Different types of medications —do you know what is what?

Different types of medications —do you know what is what?

Methotrexate, cortisone, synthetic and biological medications… It’s not always easy to keep track of the concepts. But what do the different medicines actually do? Elsa clarifies the terms.

Being involved in your treatment is often a key to feeling better. If you know the different types of medicines that can be considered in the treatment of rheumatic disease, and how they can help you feel better, it will also be easier to take an active part in the treatment.

The various medications that you may come into contact with when having a rheumatic disease can be divided into different groups according to how they work and what good they do. Different medications are often combined to achieve the desired effect. Therefore, you have probably come across several of them.
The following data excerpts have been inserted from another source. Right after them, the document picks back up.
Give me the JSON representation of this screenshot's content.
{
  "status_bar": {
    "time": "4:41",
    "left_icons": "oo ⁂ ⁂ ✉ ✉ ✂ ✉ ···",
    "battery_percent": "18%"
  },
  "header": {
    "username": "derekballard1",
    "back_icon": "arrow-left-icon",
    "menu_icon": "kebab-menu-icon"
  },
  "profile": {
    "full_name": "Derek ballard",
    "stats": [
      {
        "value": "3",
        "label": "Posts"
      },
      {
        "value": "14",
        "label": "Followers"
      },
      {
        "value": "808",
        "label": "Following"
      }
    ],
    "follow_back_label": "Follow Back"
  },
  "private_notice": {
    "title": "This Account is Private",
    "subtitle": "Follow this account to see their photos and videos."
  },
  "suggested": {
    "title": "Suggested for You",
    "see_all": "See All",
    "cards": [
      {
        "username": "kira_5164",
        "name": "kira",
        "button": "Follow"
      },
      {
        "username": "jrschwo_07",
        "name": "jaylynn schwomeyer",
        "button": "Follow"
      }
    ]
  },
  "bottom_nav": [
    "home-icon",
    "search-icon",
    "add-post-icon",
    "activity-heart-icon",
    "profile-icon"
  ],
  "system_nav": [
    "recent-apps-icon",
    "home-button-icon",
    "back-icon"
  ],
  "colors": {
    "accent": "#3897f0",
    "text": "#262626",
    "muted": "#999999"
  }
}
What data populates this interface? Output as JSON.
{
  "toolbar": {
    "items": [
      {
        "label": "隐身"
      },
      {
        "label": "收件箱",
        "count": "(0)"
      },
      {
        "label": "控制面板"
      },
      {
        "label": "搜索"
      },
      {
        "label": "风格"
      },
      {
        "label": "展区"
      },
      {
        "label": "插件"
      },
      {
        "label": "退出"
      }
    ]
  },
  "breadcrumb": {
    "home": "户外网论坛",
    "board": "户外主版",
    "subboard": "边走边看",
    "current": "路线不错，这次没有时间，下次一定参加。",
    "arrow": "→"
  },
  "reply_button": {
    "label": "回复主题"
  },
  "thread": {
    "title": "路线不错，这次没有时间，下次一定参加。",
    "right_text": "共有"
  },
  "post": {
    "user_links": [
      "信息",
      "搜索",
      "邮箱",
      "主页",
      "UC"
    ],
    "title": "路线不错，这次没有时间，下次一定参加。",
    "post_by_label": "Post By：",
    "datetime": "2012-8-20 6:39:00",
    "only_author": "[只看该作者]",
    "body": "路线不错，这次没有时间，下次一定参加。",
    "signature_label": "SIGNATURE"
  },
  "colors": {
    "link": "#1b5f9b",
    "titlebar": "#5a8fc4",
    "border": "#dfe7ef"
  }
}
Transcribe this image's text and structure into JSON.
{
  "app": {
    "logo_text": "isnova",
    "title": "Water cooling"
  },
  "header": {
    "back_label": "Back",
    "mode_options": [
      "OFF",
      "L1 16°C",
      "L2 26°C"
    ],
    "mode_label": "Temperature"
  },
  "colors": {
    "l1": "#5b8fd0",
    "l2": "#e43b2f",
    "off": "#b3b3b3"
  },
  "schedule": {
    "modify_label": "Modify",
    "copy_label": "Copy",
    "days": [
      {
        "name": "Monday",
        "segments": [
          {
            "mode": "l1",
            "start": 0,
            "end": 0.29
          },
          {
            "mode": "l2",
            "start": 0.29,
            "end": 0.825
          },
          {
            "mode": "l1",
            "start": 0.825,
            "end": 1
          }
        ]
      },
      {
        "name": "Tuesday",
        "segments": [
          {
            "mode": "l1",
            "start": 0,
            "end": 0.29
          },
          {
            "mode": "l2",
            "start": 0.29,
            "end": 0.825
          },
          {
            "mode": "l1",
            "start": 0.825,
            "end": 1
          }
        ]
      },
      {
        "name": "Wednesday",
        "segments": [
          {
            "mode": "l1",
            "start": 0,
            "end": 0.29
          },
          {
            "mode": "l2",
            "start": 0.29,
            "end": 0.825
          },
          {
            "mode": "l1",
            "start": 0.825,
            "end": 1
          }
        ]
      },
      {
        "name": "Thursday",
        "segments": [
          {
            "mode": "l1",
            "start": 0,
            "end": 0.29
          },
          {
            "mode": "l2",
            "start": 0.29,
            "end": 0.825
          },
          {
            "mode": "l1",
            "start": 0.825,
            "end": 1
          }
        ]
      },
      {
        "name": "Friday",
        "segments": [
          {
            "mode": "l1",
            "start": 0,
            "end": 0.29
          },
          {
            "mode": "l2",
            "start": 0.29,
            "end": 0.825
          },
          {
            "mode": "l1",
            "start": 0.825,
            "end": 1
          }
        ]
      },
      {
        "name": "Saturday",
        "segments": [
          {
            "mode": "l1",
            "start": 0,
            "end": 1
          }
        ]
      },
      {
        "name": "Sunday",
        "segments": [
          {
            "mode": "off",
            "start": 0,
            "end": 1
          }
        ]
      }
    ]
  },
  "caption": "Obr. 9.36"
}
There are three main groups of medicines:

  • disease modifying anti-rheumatic drugs (DMARDs)

  • cortisone

  • painkillers

DMARDs slow down the disease

The DMARDs are needed to slow down the course of the disease itself. They ensure that the overactive immune system attacking healthy parts of your body calms down, and can sometimes make you completely symptom-free, at least periodically.

DMARDs come in different forms; some in tablet form, others as a syringe, injection pen or drop.

The disease modifying anti-rheumatic drugs are divided into subgroups according to how they are prepared and work:

  • synthetic

  • synthetic and targeted

  • biological

Sometimes it can feel tempting to stop your disease modifying anti-rheumatic treatment simply because you feel good. None of us really want to be dependent on medicine, and perhaps we have an image of ourselves as someone who "does not take medicine unnecessarily". An important thing to know, however, is that it is precisely the DMARD that makes the rheumatic disease go unnoticed.


Cortisone reduces the inflammation

Unlike the DMARDs, cortisone does not slow down the disease itself, but is often given at the beginning of the disease to quickly control the inflammation. The cortisone is usually gradually reduced after a while and eventually not given at all when other medications have started to do their job. This should always be done in consultation with your doctor. 

Cortisone can be taken in several different ways, e.g. as tablets, syringes or drop. It is common to receive an injection directly into a specific joint to reduce local inflammation. (1)

Painkillers do not affect the course of the disease

As the name suggests, painkillers relieve the pain itself. However, it is important to know that they do not affect the course of the disease.

There are pain relievers that only make you feel less pain, and those that also reduce inflammation. The latter are called NSAIDs, Non-steroidal Anti-Inflammatory Drugs.

Painkillers are taken if need be—when you yourself feel there is a reason. Remember never to combine several NSAIDs, or to take them together with other painkillers, without consulting your doctor. The total dose may be too high and expose you to unnecessary risks. (2)

Worry and doubt

Having thoughts and questions about your medications is nothing strange—it can even be good because your thoughts can help you evaluate the situation. It can be difficult to know if the medicine is working as intended—should you be happy this way, or would you feel better with another medicine?

Side effects are another factor that can create uncertainty. Do you really have to put up with feeling bad or being tired all the time? Sometimes it can help just to change to another form of the preparation, e.g. from tablet to injection.

Make sure to discuss your questions with your doctor. You have the right to get answers to them.

Also remember that there are a lot of medications out there, so it may be worth the effort to try to find what works for you. Your doctor is an expert on medicine, and you are the expert on your experience. Together you can find what actually works in your particular case.